Hollywood was also a trendsetter for fashion in the 20s. Ladies emulated Hollywood actresses’ curly hairstyles and stylish makeup. The demand for beauty salons and cosmetic products surged. A batch of high-end hair salons—“Nanjing,” “Red Rose,” “Huaan,” to name a few – emerged across the city. “Max Factor” face cream, an American brand popular among Hollywood stars, was all the rage among Shanghai ladies who were eager to adopt the latest trends.
Women from wealthy families even brought their personal tailors to movies so that they could make exact copies of the clothes worn by Hollywood stars.
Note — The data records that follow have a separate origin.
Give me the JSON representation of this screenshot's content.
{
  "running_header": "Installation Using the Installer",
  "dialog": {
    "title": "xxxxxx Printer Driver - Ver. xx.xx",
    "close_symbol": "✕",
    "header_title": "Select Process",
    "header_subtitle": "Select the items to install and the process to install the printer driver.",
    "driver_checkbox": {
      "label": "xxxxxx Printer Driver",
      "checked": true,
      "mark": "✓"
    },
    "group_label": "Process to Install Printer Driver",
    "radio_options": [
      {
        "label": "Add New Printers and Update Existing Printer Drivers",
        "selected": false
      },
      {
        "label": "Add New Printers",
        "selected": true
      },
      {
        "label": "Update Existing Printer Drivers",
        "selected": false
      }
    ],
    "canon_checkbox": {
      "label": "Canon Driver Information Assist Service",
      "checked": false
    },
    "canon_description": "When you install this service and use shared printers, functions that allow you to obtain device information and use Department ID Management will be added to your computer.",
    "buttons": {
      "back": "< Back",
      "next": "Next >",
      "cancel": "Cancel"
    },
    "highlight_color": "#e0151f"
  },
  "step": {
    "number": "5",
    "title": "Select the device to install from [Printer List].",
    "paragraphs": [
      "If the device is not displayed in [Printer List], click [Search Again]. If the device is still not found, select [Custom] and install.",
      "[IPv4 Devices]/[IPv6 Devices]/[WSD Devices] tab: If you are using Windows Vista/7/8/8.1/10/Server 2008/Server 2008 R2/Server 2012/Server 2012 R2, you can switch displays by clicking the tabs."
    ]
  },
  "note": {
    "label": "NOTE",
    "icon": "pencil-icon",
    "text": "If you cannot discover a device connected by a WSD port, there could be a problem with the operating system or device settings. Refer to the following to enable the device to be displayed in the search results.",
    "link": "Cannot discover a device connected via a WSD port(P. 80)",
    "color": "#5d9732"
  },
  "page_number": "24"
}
A commercial handbook published by AmCham in 1932 noted that American films helped “sell America to China.” Indeed, Hollywood’s input into Shanghai had been so substantial and wide-ranging that it helped to shape the city’s defining character – open-minded and welcoming to new products and ideas.
Shanghai’s movie business also benefited hugely from the early exposure to American films. In 1909, American businessman Benjamin Brasky set up China’s first production company in Shanghai, the Asia Film Company. In 1913 it produced China’s first movie Die for Marriage directed by Zheng Zhengqiu and Zhang Shichuan. Over time, local photographers learned the craft by imitating American works.
One of China’s earliest screenwriters and directors, Xia Yan, recalled; “We started making films only by watching foreign ones, mostly American films,” Xia Yan said. “With no textbooks and no professional schools to train us, we just brought small flashlights with us to theaters and calculated time lapse while we were watching, inch by inch. In this way, we learned some techniques for movie making.” Moreover, some of the earliest Chinese movies, like Ten Sisters, also borrowed their plot structures from Hollywood movies.
Today, Hollywood movies are even more popular among Chinese audiences and many Hollywood studios have forged alliances with local companies and studios. China’s movie market, with an annual growth rate of around 35 percent, is now the second largest market worldwide and is expected to surpass the U.S. and Canada. Since 2009, Hollywood has taken between 43.5 percent and 51.5 percent of the box office annually. China’s local entertainment companies have also heavily invested in Hollywood in hopes of globalizing their brands. Among the many deals formed in 2014, the biggest ones include those between HBO and Tencent, Alibaba and Lionsgate, and the eye-catching $200 million investment from Fosun into Studio 8.